Christ can heal the most profound trauma and loss, but that healing occurs in the context of a loving Christian community.

With a humble heart, they feel deep sorrow for the ways some Christians tend to dilute the gospel, cool our faith, and pervert our morality. The Archbishop often shows visitors two gravestones that belong to the two British brothers who brought the gospel to Jos in 1907. Both brothers died tragically, the older at the age of 32. But their untimely deaths opened the floodgates for the gospel to stream into the land. Then the Archbishop says, "You in the West, you brought us the good news about Jesus, and we remain eternally grateful. But now many in the West have abandoned the gospel. We must help you now. We must reintroduce the gospel to you and your troubled land."

The church family in Jos can truly say and feel and mean Paul's words in 2 Corinthians: "We are afflicted in every way, but not crushed; perplexed, but not despairing; persecuted, but not forsaken; struck down, but not destroyed; always carrying about in the body the dying of Jesus, so that the life of Jesus also may be manifested in our body" (2 Corinthians 4:8-10).

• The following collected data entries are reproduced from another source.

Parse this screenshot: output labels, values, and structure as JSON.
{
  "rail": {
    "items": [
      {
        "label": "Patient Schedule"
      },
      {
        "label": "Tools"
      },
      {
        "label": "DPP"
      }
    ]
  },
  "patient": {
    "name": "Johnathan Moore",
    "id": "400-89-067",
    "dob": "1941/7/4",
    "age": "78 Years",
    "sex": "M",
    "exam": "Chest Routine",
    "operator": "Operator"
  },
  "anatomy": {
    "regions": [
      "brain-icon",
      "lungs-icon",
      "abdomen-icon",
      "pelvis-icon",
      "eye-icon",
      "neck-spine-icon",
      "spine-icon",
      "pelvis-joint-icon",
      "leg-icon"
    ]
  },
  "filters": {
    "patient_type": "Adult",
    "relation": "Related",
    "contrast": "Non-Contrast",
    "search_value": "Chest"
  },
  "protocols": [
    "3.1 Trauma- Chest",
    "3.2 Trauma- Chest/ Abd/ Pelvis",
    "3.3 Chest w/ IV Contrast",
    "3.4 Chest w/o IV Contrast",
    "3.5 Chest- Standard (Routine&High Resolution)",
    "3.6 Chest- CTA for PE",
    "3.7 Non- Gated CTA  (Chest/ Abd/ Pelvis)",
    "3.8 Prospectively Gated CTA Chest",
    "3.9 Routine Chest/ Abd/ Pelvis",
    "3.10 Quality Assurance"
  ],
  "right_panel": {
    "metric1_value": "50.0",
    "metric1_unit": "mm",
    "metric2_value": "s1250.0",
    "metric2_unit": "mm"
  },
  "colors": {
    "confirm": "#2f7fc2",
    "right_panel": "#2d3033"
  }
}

So ask me that typical question about my visit--What did you do for them?--and I could talk for a few minutes. I guess I helped. I preached often, usually on the spot and off the cuff. We talked as friends do. We ate together. We blessed the Christian Institute's new Resurrection Health Center, funded largely with our church's Good Friday offering.

But I would rather you ask me this: What did they do for you and your faith? Ah, I could talk all day.